Figure 3 depicts the absorbance spectral (Log(1/R)) of two cucumber samples: one free of pesticides and one treated with diazinon pesticide. The presence of the pesticide caused spectral differences in both the visible and NIR regions.

In the visible region, both samples displayed a peak around 680 nm, due to chlorophyll absorption, a natural pigment in cucumbers. However, the presence of the pesticide resulted in a decrease in this peak's absorbance compared to the pesticide-free sample.
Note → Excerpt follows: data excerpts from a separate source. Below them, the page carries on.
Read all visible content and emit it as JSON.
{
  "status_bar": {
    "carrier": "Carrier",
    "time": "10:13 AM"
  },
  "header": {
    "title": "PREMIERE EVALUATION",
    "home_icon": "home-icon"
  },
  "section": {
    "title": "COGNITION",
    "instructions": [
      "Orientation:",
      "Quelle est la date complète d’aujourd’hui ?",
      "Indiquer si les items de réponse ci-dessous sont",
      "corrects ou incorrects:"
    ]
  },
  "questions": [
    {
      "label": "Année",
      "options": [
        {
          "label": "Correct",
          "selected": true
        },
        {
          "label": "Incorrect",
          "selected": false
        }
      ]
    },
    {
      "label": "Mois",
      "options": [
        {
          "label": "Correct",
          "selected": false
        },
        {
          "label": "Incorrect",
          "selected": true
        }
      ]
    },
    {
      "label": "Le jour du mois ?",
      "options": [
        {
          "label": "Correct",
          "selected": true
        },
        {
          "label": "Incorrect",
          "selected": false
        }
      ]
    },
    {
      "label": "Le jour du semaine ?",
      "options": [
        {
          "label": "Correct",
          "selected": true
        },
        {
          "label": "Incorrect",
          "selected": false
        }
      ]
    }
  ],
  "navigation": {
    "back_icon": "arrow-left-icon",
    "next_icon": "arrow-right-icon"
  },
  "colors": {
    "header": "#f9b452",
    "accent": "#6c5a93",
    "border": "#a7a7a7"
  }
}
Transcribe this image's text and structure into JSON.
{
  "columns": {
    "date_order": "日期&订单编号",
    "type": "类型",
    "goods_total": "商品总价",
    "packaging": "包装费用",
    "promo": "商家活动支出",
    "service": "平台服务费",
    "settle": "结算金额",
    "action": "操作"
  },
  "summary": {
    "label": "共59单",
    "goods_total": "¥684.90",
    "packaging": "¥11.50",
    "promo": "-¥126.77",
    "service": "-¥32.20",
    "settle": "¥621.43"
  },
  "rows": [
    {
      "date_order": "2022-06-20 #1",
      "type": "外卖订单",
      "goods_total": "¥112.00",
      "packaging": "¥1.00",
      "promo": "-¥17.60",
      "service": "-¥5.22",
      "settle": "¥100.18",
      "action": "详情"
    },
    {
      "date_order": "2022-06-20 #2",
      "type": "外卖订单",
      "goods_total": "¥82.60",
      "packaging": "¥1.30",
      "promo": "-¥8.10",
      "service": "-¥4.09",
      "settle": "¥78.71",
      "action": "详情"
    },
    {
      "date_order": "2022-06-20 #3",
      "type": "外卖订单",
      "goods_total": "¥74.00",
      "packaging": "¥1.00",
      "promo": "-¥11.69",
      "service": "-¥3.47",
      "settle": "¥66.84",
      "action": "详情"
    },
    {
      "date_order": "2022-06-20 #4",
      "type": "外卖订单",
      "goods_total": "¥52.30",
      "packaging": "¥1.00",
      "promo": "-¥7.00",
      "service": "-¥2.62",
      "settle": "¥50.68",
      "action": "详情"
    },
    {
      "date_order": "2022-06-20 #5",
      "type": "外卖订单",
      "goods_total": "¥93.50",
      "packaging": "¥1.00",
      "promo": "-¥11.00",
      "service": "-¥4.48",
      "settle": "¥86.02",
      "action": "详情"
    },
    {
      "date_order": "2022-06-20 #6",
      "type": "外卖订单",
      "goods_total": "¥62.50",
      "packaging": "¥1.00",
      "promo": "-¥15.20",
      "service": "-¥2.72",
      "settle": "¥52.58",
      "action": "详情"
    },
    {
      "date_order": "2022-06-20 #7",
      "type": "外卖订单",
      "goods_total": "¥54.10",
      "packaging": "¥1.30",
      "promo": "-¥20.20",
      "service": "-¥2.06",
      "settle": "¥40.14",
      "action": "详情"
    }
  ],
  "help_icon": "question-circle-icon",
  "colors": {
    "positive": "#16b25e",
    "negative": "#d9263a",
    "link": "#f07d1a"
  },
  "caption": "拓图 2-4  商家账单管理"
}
Moving to the NIR region (wavelengths exceeding 900 nm), both samples exhibited an absorbance increase. This could be attributed to the second overtone of O-H bonds or the third overtone of C-H bonds within the cucumber. Notably, the absorbance increase in this NIR region was more pronounced in the pesticide-contaminated sample compared to the one free of pesticides. This enhanced NIR absorbance is C-H bond vibrations, potentially indicating an interaction between the pesticide and the cucumber's chemical makeup.

Conclusion

Spectroscopic techniques, particularly Vis-NIR (Visible-Near Infrared) spectroscopy, are becoming a valuable tool for detecting pesticide residues on food due to their ability to analyze the interaction between light and a sample's chemical composition. Pesticides have unique spectral fingerprints, absorbing specific wavelengths of Vis-NIR light. By measuring the remaining light intensity (spectral analysis), a profile is created that reflects the food's overall chemistry. This profile can then be compared to a library of known pesticide spectra to identify and potentially quantify their presence. Differences in absorbance patterns, like a decrease in chlorophyll absorption (visible region) and a stronger NIR absorbance increase (potentially C-H bond related) in pesticide-contaminated samples, provide crucial information. While limitations exist due to complex food matrices and reference database quality, spectroscopic techniques offer a promising solution for rapid, non-destructive pesticide screening on food. As technology advances and databases improve, the accuracy and reliability of Vis-NIR spectroscopy in pesticide prediction are expected to continue to rise, significantly contributing to food safety and consumer protection.